[Box Backup] Certificates & Keys Question

Richard Hurt boxbackup@fluffy.co.uk
Fri, 2 May 2008 10:36:44 -0400 

I am trying to make sure my systems are secure and I would like to
check my assumptions and perhaps update the Wiki with the final
information.  Please let me know where my assumptions go wrong and if
I'm missing something.

Thanx!
  Richard

======================  SNIP  =========================

Box Backup uses SSL to communicate between the server and the client.
It also uses AES to encrypt the data on the server.  These
technologies rely on various files (aka Keys) some of which need to be
protected more than others.

<account number>-csr.pem
  - Security Level: LOW
    This is merely a certificate request file and is only used once.
After getting your certificate this file can|should be deleted.

<account number>-cert.pem
  - Security Level: MEDIUM
    This is the clients SSL certificate and it the client to securely
communicate with the server.  This file is unique to each client and
should be marginally protected.  If a bad guy had this file he could
copy your encrypted data from the server but wouldn't be able to use
it.

<account number>-key.pem
  - Security Level: ???
    I'm not quite sure what this file is used for.  Is it another SSL
key or something to do with the AES encryption.  What happens if a bad
guy gets a hold of this file?  What damage could he do?

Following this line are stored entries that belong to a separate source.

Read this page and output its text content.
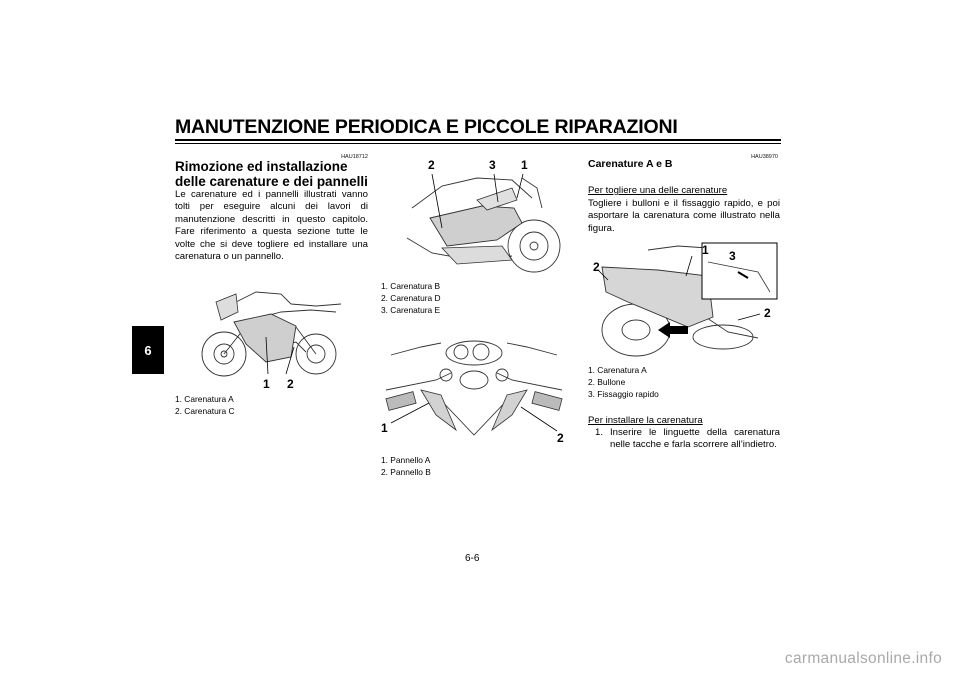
MANUTENZIONE PERIODICA E PICCOLE RIPARAZIONI
6
HAU18712
Rimozione ed installazione delle carenature e dei pannelli
Le carenature ed i pannelli illustrati vanno tolti per eseguire alcuni dei lavori di manutenzione descritti in questo capitolo. Fare riferimento a questa sezione tutte le volte che si deve togliere ed installare una carenatura o un pannello.
1 2
1. Carenatura A
2. Carenatura C
2	3 1
1. Carenatura B
2. Carenatura D
3. Carenatura E
1
2
1. Pannello A
2. Pannello B
HAU38970
Carenature A e B
Per togliere una delle carenature
Togliere i bulloni e il fissaggio rapido, e poi asportare la carenatura come illustrato nella figura.
2
1 3
2
1. Carenatura A
2. Bullone
3. Fissaggio rapido
Per installare la carenatura
1. Inserire le linguette della carenatura nelle tacche e farla scorrere all’indietro.
6-6
carmanualsonline.info
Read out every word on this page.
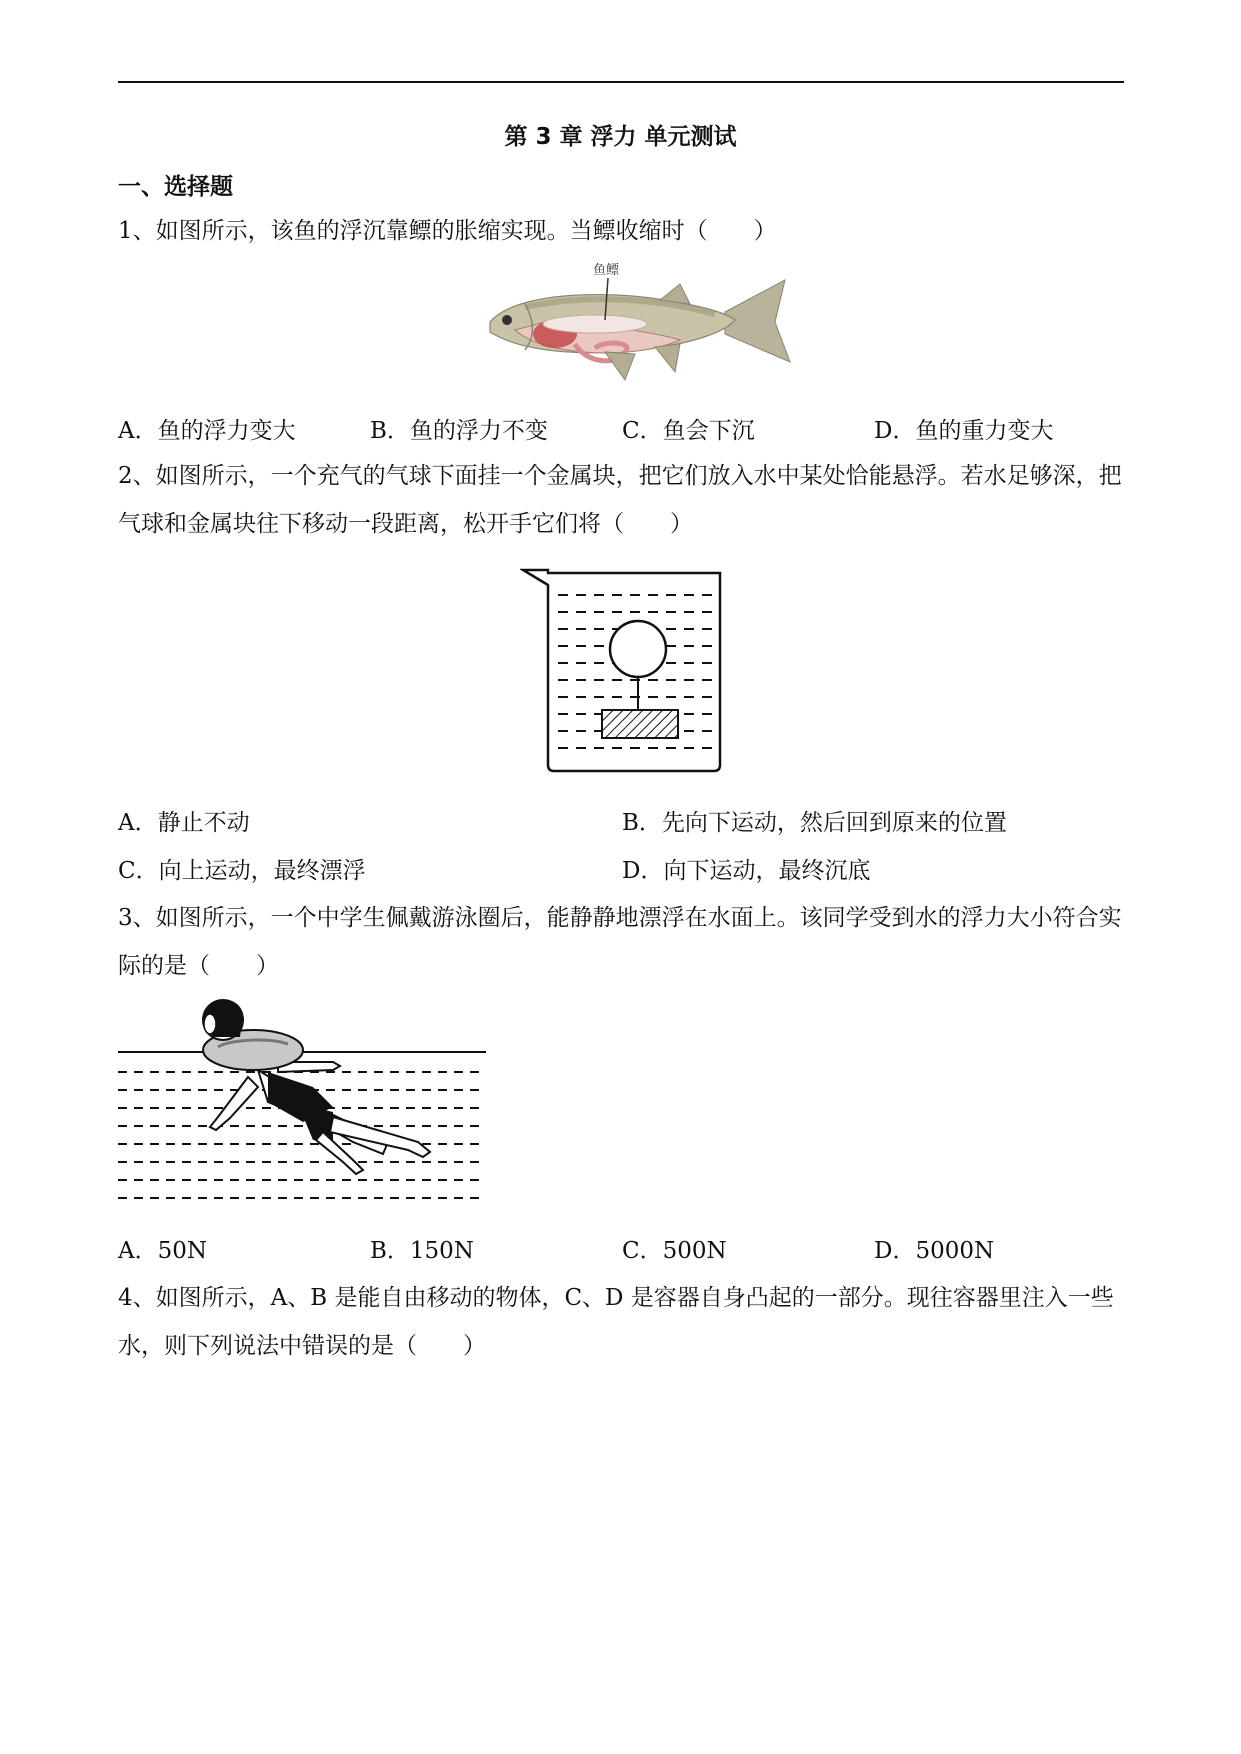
第 3 章 浮力 单元测试
一、选择题
1、如图所示，该鱼的浮沉靠鳔的胀缩实现。当鳔收缩时（　　）
鱼鳔
A．鱼的浮力变大	B．鱼的浮力不变	C．鱼会下沉	D．鱼的重力变大
2、如图所示，一个充气的气球下面挂一个金属块，把它们放入水中某处恰能悬浮。若水足够深，把气球和金属块往下移动一段距离，松开手它们将（　　）
A．静止不动	B．先向下运动，然后回到原来的位置
C．向上运动，最终漂浮	D．向下运动，最终沉底
3、如图所示，一个中学生佩戴游泳圈后，能静静地漂浮在水面上。该同学受到水的浮力大小符合实际的是（　　）
A．50N	B．150N	C．500N	D．5000N
4、如图所示，A、B 是能自由移动的物体，C、D 是容器自身凸起的一部分。现往容器里注入一些水，则下列说法中错误的是（　　）
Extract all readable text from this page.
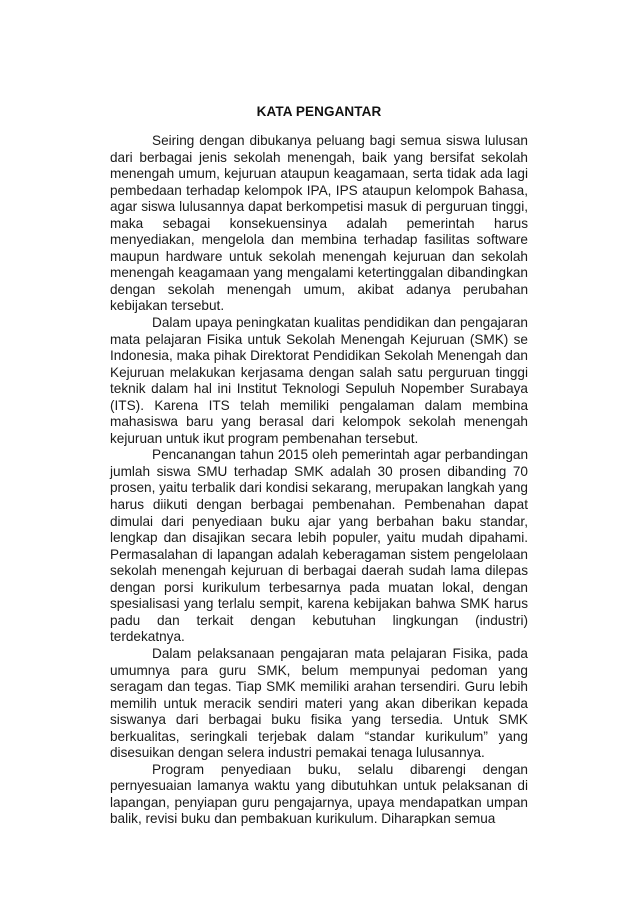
KATA PENGANTAR

Seiring dengan dibukanya peluang bagi semua siswa lulusan dari berbagai jenis sekolah menengah, baik yang bersifat sekolah menengah umum, kejuruan ataupun keagamaan, serta tidak ada lagi pembedaan terhadap kelompok IPA, IPS ataupun kelompok Bahasa, agar siswa lulusannya dapat berkompetisi masuk di perguruan tinggi, maka sebagai konsekuensinya adalah pemerintah harus menyediakan, mengelola dan membina terhadap fasilitas software maupun hardware untuk sekolah menengah kejuruan dan sekolah menengah keagamaan yang mengalami ketertinggalan dibandingkan dengan sekolah menengah umum, akibat adanya perubahan kebijakan tersebut.

Dalam upaya peningkatan kualitas pendidikan dan pengajaran mata pelajaran Fisika untuk Sekolah Menengah Kejuruan (SMK) se Indonesia, maka pihak Direktorat Pendidikan Sekolah Menengah dan Kejuruan melakukan kerjasama dengan salah satu perguruan tinggi teknik dalam hal ini Institut Teknologi Sepuluh Nopember Surabaya (ITS). Karena ITS telah memiliki pengalaman dalam membina mahasiswa baru yang berasal dari kelompok sekolah menengah kejuruan untuk ikut program pembenahan tersebut.

Pencanangan tahun 2015 oleh pemerintah agar perbandingan jumlah siswa SMU terhadap SMK adalah 30 prosen dibanding 70 prosen, yaitu terbalik dari kondisi sekarang, merupakan langkah yang harus diikuti dengan berbagai pembenahan. Pembenahan dapat dimulai dari penyediaan buku ajar yang berbahan baku standar, lengkap dan disajikan secara lebih populer, yaitu mudah dipahami. Permasalahan di lapangan adalah keberagaman sistem pengelolaan sekolah menengah kejuruan di berbagai daerah sudah lama dilepas dengan porsi kurikulum terbesarnya pada muatan lokal, dengan spesialisasi yang terlalu sempit, karena kebijakan bahwa SMK harus padu dan terkait dengan kebutuhan lingkungan (industri) terdekatnya.

Dalam pelaksanaan pengajaran mata pelajaran Fisika, pada umumnya para guru SMK, belum mempunyai pedoman yang seragam dan tegas. Tiap SMK memiliki arahan tersendiri. Guru lebih memilih untuk meracik sendiri materi yang akan diberikan kepada siswanya dari berbagai buku fisika yang tersedia. Untuk SMK berkualitas, seringkali terjebak dalam “standar kurikulum” yang disesuikan dengan selera industri pemakai tenaga lulusannya.

Program penyediaan buku, selalu dibarengi dengan pernyesuaian lamanya waktu yang dibutuhkan untuk pelaksanan di lapangan, penyiapan guru pengajarnya, upaya mendapatkan umpan balik, revisi buku dan pembakuan kurikulum. Diharapkan semua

<account number>-FileEncKeys.raw
  - Security Level: HIGHEST
    This is the master AES key for your data and is used to encrypt
your data before sending it to the server.  This file is unique to
each client and should be protected at all costs and stored off-site
in a secure location.  Without this file your data is useless.  If a
bad guy gets this file all bets are off and you are sunk.  If you lose
this file you are sunk.  Everything can be replaced, except this file.

serverCA.pem
  - Security Level: MEDIUM
  This is the servers SSL certificate and it allows the client to
security communicate with the server.  This file is common to all
clients and should be marginally protected.  If a bad guy had this
file he could run a Man-In-The-Middle attack and impersonate your Box
Backup server thereby capturing your encrypted data.